Forderung der Opposition

Edathy soll im Ausschuss aussagen

Berlin - Die Opposition im Bundestag will den früheren SPD-Abgeordneten Sebastian Edathy vor den geplanten Untersuchungsausschuss laden.

Dieser soll die Affäre um die Kinderporno-Vorwürfe gegen den SPD-Politiker unter die Lupe nehmen. Es wäre wichtig, dass Edathy als Zeuge im Untersuchungsausschuss aussage, sagte die Grünen-Innenpolitikerin Irene Mihalic dem "Kölner Stadt-Anzeiger" vom Donnerstag. "Wir wollen genau rekonstruieren, wann er was erfahren hat, und ob er frühzeitig gewarnt wurde."

Auch der designierte Obmann der Linksfraktion im Edathy-Untersuchungsausschuss, Frank Tempel, sagte dem Blatt, es wäre wünschenswert, Edathy persönlich zu hören.
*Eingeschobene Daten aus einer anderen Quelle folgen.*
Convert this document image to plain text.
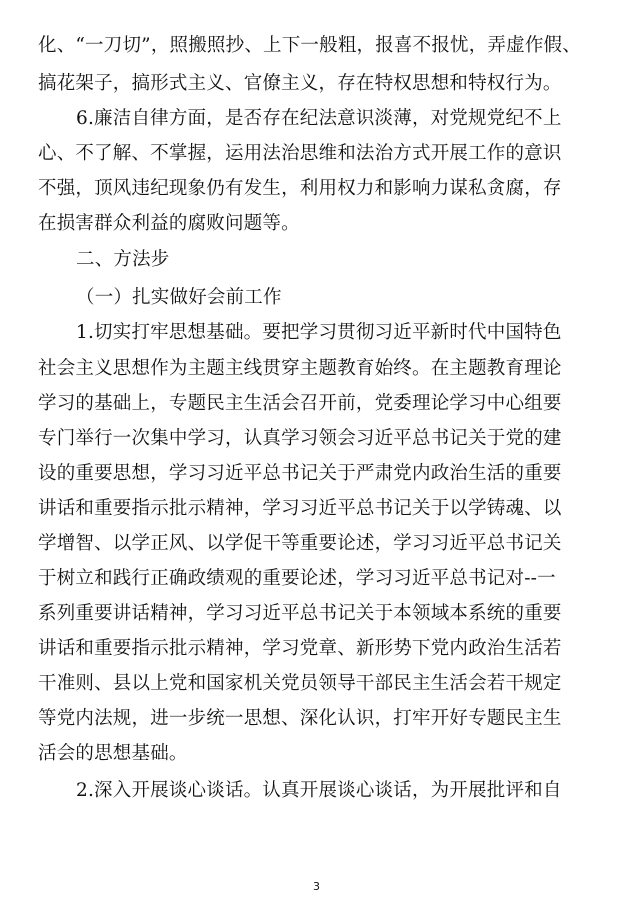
化、“一刀切”，照搬照抄、上下一般粗，报喜不报忧，弄虚作假、
搞花架子，搞形式主义、官僚主义，存在特权思想和特权行为。
6.廉洁自律方面，是否存在纪法意识淡薄，对党规党纪不上
心、不了解、不掌握，运用法治思维和法治方式开展工作的意识
不强，顶风违纪现象仍有发生，利用权力和影响力谋私贪腐，存
在损害群众利益的腐败问题等。
二、方法步
（一）扎实做好会前工作
1.切实打牢思想基础。要把学习贯彻习近平新时代中国特色
社会主义思想作为主题主线贯穿主题教育始终。在主题教育理论
学习的基础上，专题民主生活会召开前，党委理论学习中心组要
专门举行一次集中学习，认真学习领会习近平总书记关于党的建
设的重要思想，学习习近平总书记关于严肃党内政治生活的重要
讲话和重要指示批示精神，学习习近平总书记关于以学铸魂、以
学增智、以学正风、以学促干等重要论述，学习习近平总书记关
于树立和践行正确政绩观的重要论述，学习习近平总书记对--一
系列重要讲话精神，学习习近平总书记关于本领域本系统的重要
讲话和重要指示批示精神，学习党章、新形势下党内政治生活若
干准则、县以上党和国家机关党员领导干部民主生活会若干规定
等党内法规，进一步统一思想、深化认识，打牢开好专题民主生
活会的思想基础。
2.深入开展谈心谈话。认真开展谈心谈话，为开展批评和自
3
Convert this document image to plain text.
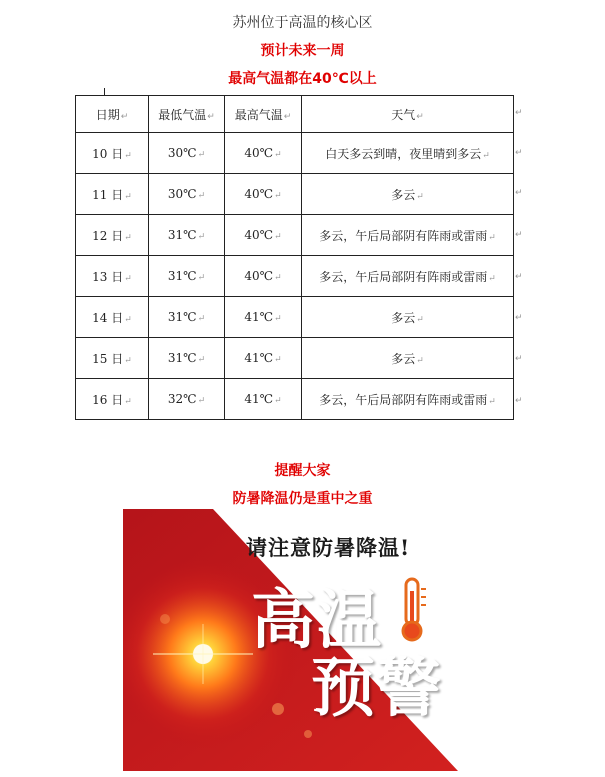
苏州位于高温的核心区
预计未来一周
最高气温都在40℃以上
日期↵	最低气温↵	最高气温↵	天气↵
10 日↵	30℃↵	40℃↵	白天多云到晴，夜里晴到多云↵
11 日↵	30℃↵	40℃↵	多云↵
12 日↵	31℃↵	40℃↵	多云，午后局部阴有阵雨或雷雨↵
13 日↵	31℃↵	40℃↵	多云，午后局部阴有阵雨或雷雨↵
14 日↵	31℃↵	41℃↵	多云↵
15 日↵	31℃↵	41℃↵	多云↵
16 日↵	32℃↵	41℃↵	多云，午后局部阴有阵雨或雷雨↵
↵
↵
↵
↵
↵
↵
↵
↵
提醒大家
防暑降温仍是重中之重
请注意防暑降温!
高温
预警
Denn es gebe zu viele Ungereimtheiten - wie etwa die, dass Edathy just in dem Moment sein Mandat niederlegte, als die Staatsanwaltschaft Hannover die Aufhebung seiner Immunität beantragte. "Es gibt zu viele vermeintliche Zufälle. Dazu sollte man Edathy befragen."

Die Oppositionsfraktionen haben sich bereits auf die Einsetzung des Ausschusses verständigt und nach der zuletzt geänderten Geschäftsordnung des Bundestages auch die Möglichkeit, ihn durchzusetzen. Linke und Grüne beraten noch über den genauen Untersuchungsauftrag, eingesetzt werden soll das Gremium Ende Mai oder Anfang Juni. Der Vorsitz wird nach den parlamentarischen Regularien voraussichtlich an die SPD - der zweitstärksten Fraktion im Bundestag - fallen. Den Vorsitz im ersten Untersuchungsausschuss der Legislaturperiode zur NSA-Geheimdienstaffäre war an die Union als stärkste Fraktion gegangen.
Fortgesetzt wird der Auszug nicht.